Malgré les réformes de 1946, on peut dire que les certitudes coloniales héritées de la période d’avant-guerre demeuraient à peu près inentamées (cf. supra, Section I). En réalité, les réformes n’ont fait évoluer le sort des colonies françaises que dans les limites du maintien de la suprématie de la métropole et de la permanence de ses intérêts. Tel est le constat que l’on peut établir en 1956, dix années après que les réformes aient été engagées pour permettre la participation des populations indigènes à la gestion de la cité. Cette situation débouchant sur un malaise dans les colonies, la difficulté pour le gouvernement, qui ne pouvait plus s’en tenir à la position d’immobilisme de la métropole, 332 consistait alors à découvrir une procédure rapide pouvant d’une part, dissiper ce malaise et "rétablir la confiance", et d’autre part, échapper aux discussions interminables d’un parlement toujours réticent lorsqu’il s’agit de faire des concessions aux territoires d’Outre-mer, et inscrire les réformes substantielles dans des textes conformes au titre VIII de la Constitution.
En s’apparentant de très près aux lois de pleins pouvoirs ou de pouvoirs spéciaux, la technique de la loi-cadre finalement retenue, va permettre de tracer les grandes lignes des mesures à prendre, en remettant au gouvernement, sous le contrôle du parlement, le soin d’en définir les modalités pratiques.
Adoptée en fin de compte, avant que les événements n’y contraignent d’après les mots mêmes du ministre Gaston Defferre, la loi-cadre, qui porte aussi son nom, intervient dans un contexte qu’il nous semble utile de rappeler.
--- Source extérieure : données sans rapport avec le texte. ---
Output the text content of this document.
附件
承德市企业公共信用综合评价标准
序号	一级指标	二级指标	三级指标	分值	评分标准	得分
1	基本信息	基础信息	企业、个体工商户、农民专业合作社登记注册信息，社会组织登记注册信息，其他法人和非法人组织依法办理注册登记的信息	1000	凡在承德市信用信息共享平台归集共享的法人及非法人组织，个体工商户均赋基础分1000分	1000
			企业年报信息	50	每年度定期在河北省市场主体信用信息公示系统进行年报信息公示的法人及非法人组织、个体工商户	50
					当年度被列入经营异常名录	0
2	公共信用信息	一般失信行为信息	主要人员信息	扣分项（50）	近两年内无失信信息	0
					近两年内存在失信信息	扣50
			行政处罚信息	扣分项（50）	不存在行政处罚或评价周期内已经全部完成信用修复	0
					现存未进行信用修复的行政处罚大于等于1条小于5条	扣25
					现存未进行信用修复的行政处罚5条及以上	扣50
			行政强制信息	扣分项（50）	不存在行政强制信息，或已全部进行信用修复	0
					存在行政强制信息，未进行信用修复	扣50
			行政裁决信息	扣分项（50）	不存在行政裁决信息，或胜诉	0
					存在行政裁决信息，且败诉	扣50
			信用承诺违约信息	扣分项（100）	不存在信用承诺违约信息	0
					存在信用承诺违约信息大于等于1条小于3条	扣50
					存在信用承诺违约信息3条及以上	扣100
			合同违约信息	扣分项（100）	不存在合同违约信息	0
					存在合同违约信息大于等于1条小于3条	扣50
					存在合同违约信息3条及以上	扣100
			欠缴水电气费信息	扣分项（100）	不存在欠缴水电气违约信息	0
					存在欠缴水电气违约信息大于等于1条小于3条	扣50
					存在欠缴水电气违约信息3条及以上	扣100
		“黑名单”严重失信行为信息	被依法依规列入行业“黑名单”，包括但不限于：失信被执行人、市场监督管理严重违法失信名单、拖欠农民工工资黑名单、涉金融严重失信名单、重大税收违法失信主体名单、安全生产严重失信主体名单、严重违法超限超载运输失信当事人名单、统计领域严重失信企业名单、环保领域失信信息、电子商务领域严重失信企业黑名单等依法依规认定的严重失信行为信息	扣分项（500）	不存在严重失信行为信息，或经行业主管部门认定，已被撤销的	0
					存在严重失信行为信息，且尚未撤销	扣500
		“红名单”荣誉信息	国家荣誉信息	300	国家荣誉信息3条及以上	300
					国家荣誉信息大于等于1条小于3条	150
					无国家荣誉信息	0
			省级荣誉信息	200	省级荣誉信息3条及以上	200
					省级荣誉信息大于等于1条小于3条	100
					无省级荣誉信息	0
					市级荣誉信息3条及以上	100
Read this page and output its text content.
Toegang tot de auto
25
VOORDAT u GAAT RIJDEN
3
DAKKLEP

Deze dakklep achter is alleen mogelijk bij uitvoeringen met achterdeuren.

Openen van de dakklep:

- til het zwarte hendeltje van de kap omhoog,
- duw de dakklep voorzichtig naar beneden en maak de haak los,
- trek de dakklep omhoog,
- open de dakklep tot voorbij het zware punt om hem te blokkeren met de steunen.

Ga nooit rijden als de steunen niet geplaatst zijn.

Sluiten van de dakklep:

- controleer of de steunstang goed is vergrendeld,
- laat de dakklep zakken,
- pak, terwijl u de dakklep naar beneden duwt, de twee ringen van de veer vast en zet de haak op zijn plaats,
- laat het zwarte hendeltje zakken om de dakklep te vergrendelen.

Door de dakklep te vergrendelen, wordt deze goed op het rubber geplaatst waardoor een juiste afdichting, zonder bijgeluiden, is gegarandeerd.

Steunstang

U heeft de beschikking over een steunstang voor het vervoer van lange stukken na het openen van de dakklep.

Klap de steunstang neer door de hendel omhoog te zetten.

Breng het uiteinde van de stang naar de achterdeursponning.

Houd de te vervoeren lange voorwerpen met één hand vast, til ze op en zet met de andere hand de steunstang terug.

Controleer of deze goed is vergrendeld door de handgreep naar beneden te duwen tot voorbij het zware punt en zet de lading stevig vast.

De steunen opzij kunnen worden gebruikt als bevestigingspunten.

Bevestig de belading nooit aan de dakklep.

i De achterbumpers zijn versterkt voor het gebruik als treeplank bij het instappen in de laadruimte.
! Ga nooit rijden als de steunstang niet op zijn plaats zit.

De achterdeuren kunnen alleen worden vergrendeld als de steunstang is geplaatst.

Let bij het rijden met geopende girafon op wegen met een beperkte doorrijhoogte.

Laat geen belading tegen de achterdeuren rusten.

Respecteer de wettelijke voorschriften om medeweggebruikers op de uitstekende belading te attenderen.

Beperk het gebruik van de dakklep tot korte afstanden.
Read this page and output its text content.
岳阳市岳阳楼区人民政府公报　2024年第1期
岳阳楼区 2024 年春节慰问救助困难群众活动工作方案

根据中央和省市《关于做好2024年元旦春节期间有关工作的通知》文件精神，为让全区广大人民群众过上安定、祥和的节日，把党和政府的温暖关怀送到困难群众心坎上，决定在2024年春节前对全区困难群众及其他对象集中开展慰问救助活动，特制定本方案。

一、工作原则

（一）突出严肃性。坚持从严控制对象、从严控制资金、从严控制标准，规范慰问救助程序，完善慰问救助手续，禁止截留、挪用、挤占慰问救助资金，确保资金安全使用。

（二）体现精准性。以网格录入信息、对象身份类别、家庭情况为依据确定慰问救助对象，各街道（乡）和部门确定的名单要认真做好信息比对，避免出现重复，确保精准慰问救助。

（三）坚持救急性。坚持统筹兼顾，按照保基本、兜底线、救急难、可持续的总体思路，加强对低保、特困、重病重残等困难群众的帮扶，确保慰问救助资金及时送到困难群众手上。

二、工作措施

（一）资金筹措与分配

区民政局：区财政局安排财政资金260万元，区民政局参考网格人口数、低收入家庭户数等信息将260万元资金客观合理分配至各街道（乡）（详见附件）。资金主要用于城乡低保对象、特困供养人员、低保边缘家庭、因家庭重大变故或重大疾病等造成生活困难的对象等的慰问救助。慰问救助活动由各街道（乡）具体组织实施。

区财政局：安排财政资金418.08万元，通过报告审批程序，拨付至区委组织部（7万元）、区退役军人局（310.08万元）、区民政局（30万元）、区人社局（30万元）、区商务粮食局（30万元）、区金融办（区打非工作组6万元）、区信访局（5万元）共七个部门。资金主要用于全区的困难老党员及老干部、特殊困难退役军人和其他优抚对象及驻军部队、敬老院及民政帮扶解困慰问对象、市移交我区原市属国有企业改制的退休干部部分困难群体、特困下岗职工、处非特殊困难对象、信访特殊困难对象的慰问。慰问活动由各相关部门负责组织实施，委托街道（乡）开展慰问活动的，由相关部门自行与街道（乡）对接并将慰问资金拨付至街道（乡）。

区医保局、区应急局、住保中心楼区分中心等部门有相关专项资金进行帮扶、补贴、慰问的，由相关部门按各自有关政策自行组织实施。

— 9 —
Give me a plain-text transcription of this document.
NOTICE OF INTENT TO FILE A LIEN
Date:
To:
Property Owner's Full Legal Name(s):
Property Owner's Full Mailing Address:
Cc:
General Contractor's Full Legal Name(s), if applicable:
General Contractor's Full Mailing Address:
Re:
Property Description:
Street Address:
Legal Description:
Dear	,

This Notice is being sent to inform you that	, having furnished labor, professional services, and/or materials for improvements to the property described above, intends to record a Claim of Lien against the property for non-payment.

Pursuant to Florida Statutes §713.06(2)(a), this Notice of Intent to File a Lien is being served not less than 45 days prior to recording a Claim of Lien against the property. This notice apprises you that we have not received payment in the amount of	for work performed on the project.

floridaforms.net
Sur le plan électoral, cette loi contient enfin les dispositions qui dix années plus tôt, étaient des conséquences directes de la Constitution !
Selon l’exposé des motifs et toutes les interventions des orateurs dans la discussion générale à l’Assemblée Nationale, "Dans les territoires relevant du ministère de la France d’Outre-mer, il est possible encore de procéder en temps opportun à un certain nombre de réformes souhaitées par les populations... Il ne faut pas se laisser devancer et dominer par les événements pour ensuite céder aux revendications sous une forme violente. Il importe de prendre en temps utile les dispositions qui permettent d’éviter les conflits graves". "La gravité et l’urgence des questions d’Afrique du Nord ne doivent pas nous faire commettre la faute d’attendre pour définir une politique en Afrique Noire, à Madagascar, en Océanie. Ne laissons pas s’accréditer l’idée inexacte que notre Parlement ne s’occupe des peuples d’Outre-mer que quand le sang coule. Prouvons que nous savons agir autrement que sous la conduite des événements ", déclarait le ministre de la France d’Outre-mer, Gaston Defferre ( in A.N. 21 mars 1956, J.O. , 22 mars, p. 1108).